Death in the end makes life utterly pointless. No wonder he says “I hated life.” Job 14:1 affirms this fact, as Job says “Man who is born of a woman, is few of days and full of trouble.”

III. A Heart for Building Our Kingdoms (18-23)

And the last experiment of this chapter begins and reaffirms the fact of the vanity of toil. This is much like a continuation of what has come before, but here is what we see.

Work Hard / Live Wisely/ Die Empty-Handed

Toil and toil. Work to build our kingdoms. Build our possessions. Seek pleasure and meaning in it all. Work ourselves to the bone, working 60-70 hours a week, just to get that promotion, get more stuff, and have a nice retirement. Live wisely and shrewdly, not life a fool. And then die. READ Luke 12:13-21. Build and build, and yet what happens? You die. You leave it to someone else who didn’t work for it. Sure, they could live wisely, but then they die. Eventually, it will be poorly handled, or in the end, destroyed. What was the point. And this puts the Preacher into a state of unrest. He can’t sleep because of it. None of these experiments brought meaning or purpose.
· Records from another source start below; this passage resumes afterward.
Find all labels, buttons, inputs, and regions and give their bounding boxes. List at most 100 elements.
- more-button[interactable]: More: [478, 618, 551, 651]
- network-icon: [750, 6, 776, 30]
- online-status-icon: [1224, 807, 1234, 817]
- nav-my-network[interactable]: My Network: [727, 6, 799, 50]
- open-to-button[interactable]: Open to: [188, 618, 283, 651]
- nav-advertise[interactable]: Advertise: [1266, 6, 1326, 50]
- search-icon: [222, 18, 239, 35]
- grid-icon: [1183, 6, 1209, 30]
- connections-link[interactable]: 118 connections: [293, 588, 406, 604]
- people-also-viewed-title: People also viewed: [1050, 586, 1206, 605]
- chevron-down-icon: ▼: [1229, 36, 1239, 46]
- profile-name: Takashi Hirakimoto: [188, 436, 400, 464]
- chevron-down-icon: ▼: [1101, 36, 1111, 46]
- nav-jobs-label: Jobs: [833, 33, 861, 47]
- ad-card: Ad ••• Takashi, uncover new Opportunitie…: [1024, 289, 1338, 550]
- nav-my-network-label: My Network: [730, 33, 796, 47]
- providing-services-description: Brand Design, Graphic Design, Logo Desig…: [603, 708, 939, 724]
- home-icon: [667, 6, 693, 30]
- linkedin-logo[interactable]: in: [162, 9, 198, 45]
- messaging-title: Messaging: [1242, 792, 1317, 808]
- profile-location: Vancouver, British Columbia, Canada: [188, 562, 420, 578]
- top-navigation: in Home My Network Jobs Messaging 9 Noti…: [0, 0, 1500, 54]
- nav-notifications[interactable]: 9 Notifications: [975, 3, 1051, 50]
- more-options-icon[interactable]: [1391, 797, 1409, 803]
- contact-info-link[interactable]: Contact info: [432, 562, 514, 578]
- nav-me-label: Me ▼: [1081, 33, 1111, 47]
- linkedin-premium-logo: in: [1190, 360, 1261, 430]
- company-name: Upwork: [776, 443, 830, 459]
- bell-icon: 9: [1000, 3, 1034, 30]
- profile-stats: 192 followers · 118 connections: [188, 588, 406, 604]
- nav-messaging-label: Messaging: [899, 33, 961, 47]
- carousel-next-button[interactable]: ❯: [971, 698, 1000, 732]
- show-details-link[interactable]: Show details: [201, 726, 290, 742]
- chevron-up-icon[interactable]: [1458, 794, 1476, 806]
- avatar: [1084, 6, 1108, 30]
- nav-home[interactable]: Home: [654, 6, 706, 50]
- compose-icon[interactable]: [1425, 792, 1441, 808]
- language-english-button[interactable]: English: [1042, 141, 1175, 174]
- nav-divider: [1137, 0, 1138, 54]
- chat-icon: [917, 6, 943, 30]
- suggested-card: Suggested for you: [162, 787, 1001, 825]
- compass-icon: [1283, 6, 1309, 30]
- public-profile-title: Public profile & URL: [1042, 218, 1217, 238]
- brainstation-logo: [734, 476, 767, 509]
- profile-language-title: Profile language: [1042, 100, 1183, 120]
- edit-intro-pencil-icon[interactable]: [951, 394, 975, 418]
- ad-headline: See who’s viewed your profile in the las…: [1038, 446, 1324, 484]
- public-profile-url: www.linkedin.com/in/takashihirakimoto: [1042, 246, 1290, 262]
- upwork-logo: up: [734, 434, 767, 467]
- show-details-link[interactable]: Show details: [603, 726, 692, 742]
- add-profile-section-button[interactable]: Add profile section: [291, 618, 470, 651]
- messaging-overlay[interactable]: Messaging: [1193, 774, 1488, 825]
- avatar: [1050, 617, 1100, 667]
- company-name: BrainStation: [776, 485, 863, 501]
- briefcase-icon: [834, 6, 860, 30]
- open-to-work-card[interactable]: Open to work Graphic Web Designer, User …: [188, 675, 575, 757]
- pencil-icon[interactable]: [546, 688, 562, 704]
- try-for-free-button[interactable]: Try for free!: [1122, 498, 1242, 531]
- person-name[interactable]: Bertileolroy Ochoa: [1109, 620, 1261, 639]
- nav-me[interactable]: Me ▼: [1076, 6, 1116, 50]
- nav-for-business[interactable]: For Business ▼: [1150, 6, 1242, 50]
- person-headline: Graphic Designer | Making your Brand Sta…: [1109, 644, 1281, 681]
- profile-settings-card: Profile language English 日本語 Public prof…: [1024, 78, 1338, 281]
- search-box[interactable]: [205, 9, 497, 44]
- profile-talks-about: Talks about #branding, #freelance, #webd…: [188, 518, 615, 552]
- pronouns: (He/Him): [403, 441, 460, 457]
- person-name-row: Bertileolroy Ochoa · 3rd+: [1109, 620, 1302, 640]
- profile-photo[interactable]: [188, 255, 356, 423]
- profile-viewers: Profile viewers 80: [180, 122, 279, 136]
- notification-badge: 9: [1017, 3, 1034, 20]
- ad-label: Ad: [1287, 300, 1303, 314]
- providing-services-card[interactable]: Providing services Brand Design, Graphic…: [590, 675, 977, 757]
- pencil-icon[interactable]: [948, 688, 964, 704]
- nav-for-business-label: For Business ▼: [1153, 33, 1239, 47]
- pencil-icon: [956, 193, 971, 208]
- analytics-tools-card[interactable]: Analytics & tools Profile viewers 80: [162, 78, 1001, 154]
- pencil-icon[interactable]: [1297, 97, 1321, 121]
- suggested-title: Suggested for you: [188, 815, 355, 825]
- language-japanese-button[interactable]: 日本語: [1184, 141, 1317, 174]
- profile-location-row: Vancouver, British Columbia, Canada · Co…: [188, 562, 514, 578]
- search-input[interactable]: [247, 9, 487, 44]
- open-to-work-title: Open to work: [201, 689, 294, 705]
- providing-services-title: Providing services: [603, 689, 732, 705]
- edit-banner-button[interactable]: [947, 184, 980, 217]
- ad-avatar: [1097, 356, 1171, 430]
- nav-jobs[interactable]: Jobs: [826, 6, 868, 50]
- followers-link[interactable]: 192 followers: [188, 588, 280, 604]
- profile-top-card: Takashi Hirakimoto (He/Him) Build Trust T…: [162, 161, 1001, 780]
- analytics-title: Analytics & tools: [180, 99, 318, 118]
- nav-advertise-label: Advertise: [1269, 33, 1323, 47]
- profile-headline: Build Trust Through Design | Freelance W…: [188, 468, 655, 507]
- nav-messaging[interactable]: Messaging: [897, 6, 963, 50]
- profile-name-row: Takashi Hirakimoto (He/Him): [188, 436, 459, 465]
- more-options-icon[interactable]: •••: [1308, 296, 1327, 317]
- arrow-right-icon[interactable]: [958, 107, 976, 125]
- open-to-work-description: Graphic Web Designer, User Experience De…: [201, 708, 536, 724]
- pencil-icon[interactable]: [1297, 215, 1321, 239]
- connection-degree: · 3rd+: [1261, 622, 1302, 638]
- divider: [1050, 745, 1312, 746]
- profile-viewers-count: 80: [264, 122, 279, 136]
IV. A Heart for God (24-26)

And for the first time, the Preacher begins to bring us something positive, something not full of despair. And you see why this is the case. He begins to look above the sun. He recognizes something. He recognizes that his own kingdom-building and seeking for self-pleasure and medication is vanity. But recognizing pleasures, wisdom, and toil in light of God, that the life for God and in God brings about gifts from His hand brings great enjoyment. So then, work and toil brings on a whole new meaning.
1 Timothy 4:4-5 says “4 For everything created by God is good, and nothing is to be rejected if it is received with thanksgiving, 5 for it is made holy by the word of God and prayer. “
Life as a gift from God. That life of God is made possible because of Christ. Ezekiel 36:26 tells us “And I will give you a new heart, and a new spirit I will put within you. And I will remove the heart of stone from your flesh and give you a heart of flesh.”
Unlike the Preacher, Jesus was tempted, yet did not sin. He didn’t find value in the pleasures of life, or having to prove himself to the world. He knew who He was and that He was the Son of God. His work was meaningful, for even though it was the most difficult work in history, it was completed at the cross and stamped as approved by His own resurrection. He delivered us from living life to find meaning, and instead finding meaning in God and enjoying our lives in Him. To have a heart for God means I can then take these things and use them for its proper end. The glory of God. God isn’t wanting you to be miserable. Enjoy the good things of life. The Preacher says this. Eat and drink and enjoy it as a gift from God, not for meaning in this life
Conclusion:
Yes, this seems to contradict the experimental life. You can enjoy those things. But God has to be in the picture. And the only way God could be in the picture is that God came into our broken world to give us the restoration, to recover Eden as it was intended. Death no longer will make everything meaningless. Jesus defeated death for us and makes us all equal before him, rich and poor, able to enjoy his good gifts, wherever we are, however much money we make, what kind of car we drive. Satisfaction in our own skin, our own work, our own possessions used for His glory. Music played for His glory, not for meaning. Enjoying art as a reflection of our Creator. Sex in the confines of the marriage relationship, being more fulfilling than multiple partners, for that is what we were created for and brings Him glory.
So, the question is, where are your hearts desires? In self-indulgence? Living wisely? Building your own kingdom? Or it is in God, enjoying His pleasures and gifts, living by His wisdom, and living for His kingdom rather than our own? All through the power of God, made possible through Christ on the cross and His resurrection and His indwelling Spirit who regenerates us and sanctifies us towards true life and meaning.